拉着道标在一角盘腿坐下,眼睛一直没有离开那个高瘦身影。是他么?是我二十二年未曾见到的父亲么?我怎么有种熟稔的感觉?
他正在翻译一段经文,我仔细听,是佛藏经。来之前,将他翻译的经文又看了一遍。从他那里遗传来的超高记忆力,能让我即便对佛法不甚了了,也能背得出这些经文。所以来此处扮和尚,一点都不费力。
他译完几句偈语,微笑着对众僧说:“今日此经便能译完,诸位辛苦了。”
他的声音略低,温润如玉,带着西域口音。五十六岁的他,已显老态,却有种无可比拟的风姿。微笑时神情清鉴,翩然出尘。
道恒突然叫唤一声:“那位便是鸠摩罗什法师么?道标,他,他怎么跟你这么像?”
我身体一震,怪不得我老觉得看他那么亲切熟悉。高鼻深目,浅灰眼眸,削尖下巴,五官无一不像,连身高都相仿。
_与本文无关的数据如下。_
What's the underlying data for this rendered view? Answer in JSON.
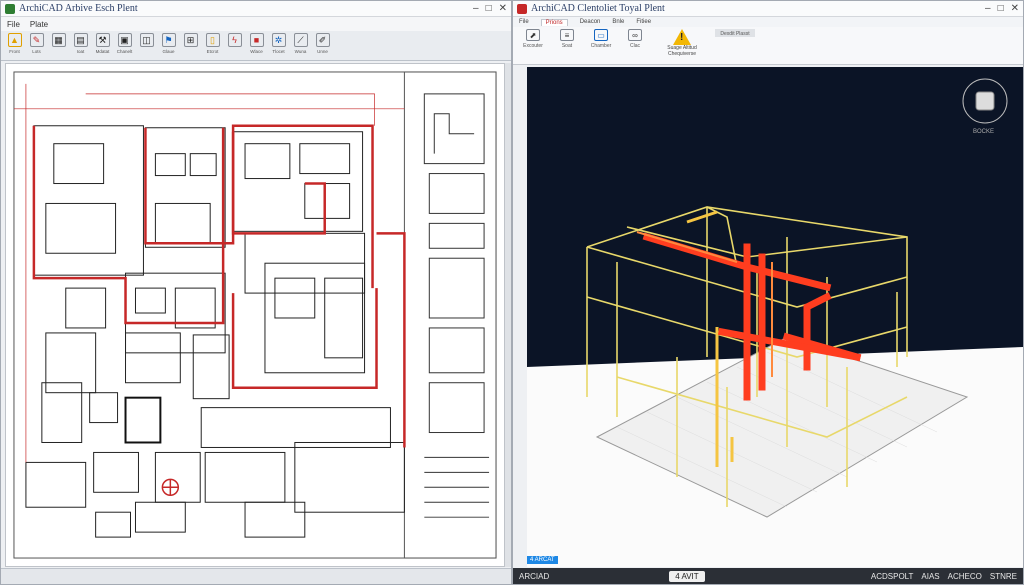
{
  "left_window": {
    "title": "ArchiCAD Arbive Esch Plent",
    "menu": [
      "File",
      "Plate"
    ],
    "ribbon": [
      {
        "icon": "warning-icon",
        "label": "Front"
      },
      {
        "icon": "pencil-icon",
        "label": "Lots"
      },
      {
        "icon": "grid-icon",
        "label": ""
      },
      {
        "icon": "table-icon",
        "label": "Ioat"
      },
      {
        "icon": "tools-icon",
        "label": "Mdatat"
      },
      {
        "icon": "image-icon",
        "label": "Chanelt"
      },
      {
        "icon": "box-icon",
        "label": ""
      },
      {
        "icon": "flag-icon",
        "label": "Glaue"
      },
      {
        "icon": "layout-icon",
        "label": ""
      },
      {
        "icon": "page-icon",
        "label": "Etcrot"
      },
      {
        "icon": "bolt-icon",
        "label": ""
      },
      {
        "icon": "stop-icon",
        "label": "Wlace"
      },
      {
        "icon": "snowflake-icon",
        "label": "Tlocet"
      },
      {
        "icon": "measure-icon",
        "label": "Wuna"
      },
      {
        "icon": "brush-icon",
        "label": "Unne"
      }
    ]
  },
  "right_window": {
    "title": "ArchiCAD Clentoliet Toyal Plent",
    "tabs": [
      "File",
      "Prions",
      "Deacon",
      "Bnle",
      "Fitiee"
    ],
    "active_tab": "Prions",
    "ribbon": [
      {
        "icon": "cursor-icon",
        "label": "Excouter"
      },
      {
        "icon": "stack-icon",
        "label": "Soat"
      },
      {
        "icon": "window-icon",
        "label": "Chamber"
      },
      {
        "icon": "link-icon",
        "label": "Clac"
      }
    ],
    "warning": {
      "label": "Suage Altitud Chequiverse"
    },
    "side_label": "Dexdit Plasst",
    "status": {
      "app": "ARCIAD",
      "version": "4 AVIT",
      "right_items": [
        "ACDSPOLT",
        "AIAS",
        "ACHECO",
        "STNRE"
      ]
    },
    "badge": "4 ARCAT",
    "cube_label": "BOCKE"
  }
}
只不过,我的肤色比他白皙一些。他年轻时,应该就是我这样的长相吧?难怪草堂寺的僧人都用一种奇怪的眼神看我。
“罗什,接下来是否该译我带来的达摩多罗和佛大先两家法门?”
一旁类似贵宾席的地方坐着几个印度和西亚血统的外国僧人。我知道那些是来帮助爸译经的老师和朋友。其中一个精瘦干练,看上去比爸小几岁的老者向他提问,本来是用梵语,他说完一遍后又用不熟练的汉文再说一次。
爸恭敬地向那位老者鞠身:“达摩多罗和佛大先乃大乘有宗之师。罗什打算先译大乘空宗论著,待日后再译有宗之说。故明日开始译维摩诘所说经。”
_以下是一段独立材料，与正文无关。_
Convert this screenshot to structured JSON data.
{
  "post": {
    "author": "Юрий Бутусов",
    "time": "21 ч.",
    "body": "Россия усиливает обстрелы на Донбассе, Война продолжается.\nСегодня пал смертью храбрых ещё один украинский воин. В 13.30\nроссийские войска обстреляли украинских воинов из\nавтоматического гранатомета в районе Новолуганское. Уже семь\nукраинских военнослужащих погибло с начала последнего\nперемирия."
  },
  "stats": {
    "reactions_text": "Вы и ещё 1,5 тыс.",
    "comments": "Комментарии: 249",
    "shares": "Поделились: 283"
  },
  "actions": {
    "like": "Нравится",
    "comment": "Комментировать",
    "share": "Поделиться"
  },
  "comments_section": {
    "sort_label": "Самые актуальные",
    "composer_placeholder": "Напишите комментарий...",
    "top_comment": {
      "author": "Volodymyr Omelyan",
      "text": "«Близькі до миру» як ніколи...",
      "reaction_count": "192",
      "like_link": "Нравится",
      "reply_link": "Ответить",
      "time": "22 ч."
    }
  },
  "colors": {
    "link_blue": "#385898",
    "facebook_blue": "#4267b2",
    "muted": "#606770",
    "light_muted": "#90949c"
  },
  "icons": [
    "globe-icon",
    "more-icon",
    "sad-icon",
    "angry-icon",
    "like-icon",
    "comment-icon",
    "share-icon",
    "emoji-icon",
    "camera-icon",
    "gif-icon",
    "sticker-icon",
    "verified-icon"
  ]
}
老僧面露不满,冷哼着大声说:“大乘有宗在天竺乃瑜伽行者派,为弥勒菩萨所创,因明之说最为明晰。你所倡导之空宗中观论,与有宗如何能比?”
我有些动气。这个老头居然当众用这么不客气的口吻对爸说话。我知道他是谁了,是与爸在佛法观点上意见相反的佛驮跋陀罗,中文名为觉贤。仗着他是大乘有宗的正统,来汉地后拼命打击爸的权威,想与爸分庭抗争。
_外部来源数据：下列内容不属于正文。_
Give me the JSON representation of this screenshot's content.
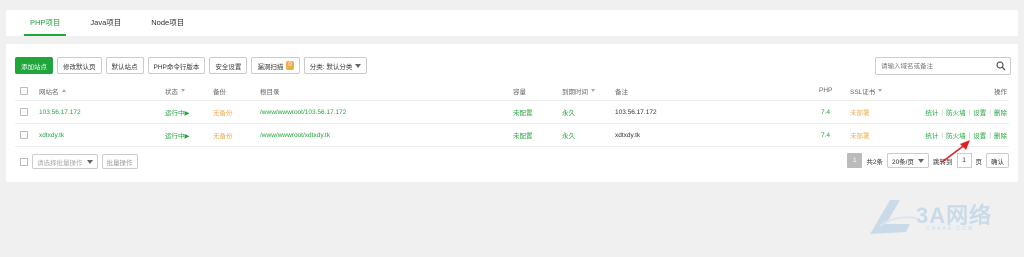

“觉贤师弟,你来长安相助译经,罗什大欣悦之。与师弟共论法相,振发玄微,多所悟益。”爸依旧耐着性子好言好语地对他行礼,“罗什非是不愿译有宗之说。只是以为,大乘空宗之理在天竺已流传甚广,民众更易接受。而有宗渡人成佛却异常艰辛,有宗之说,现下并不适于中原。”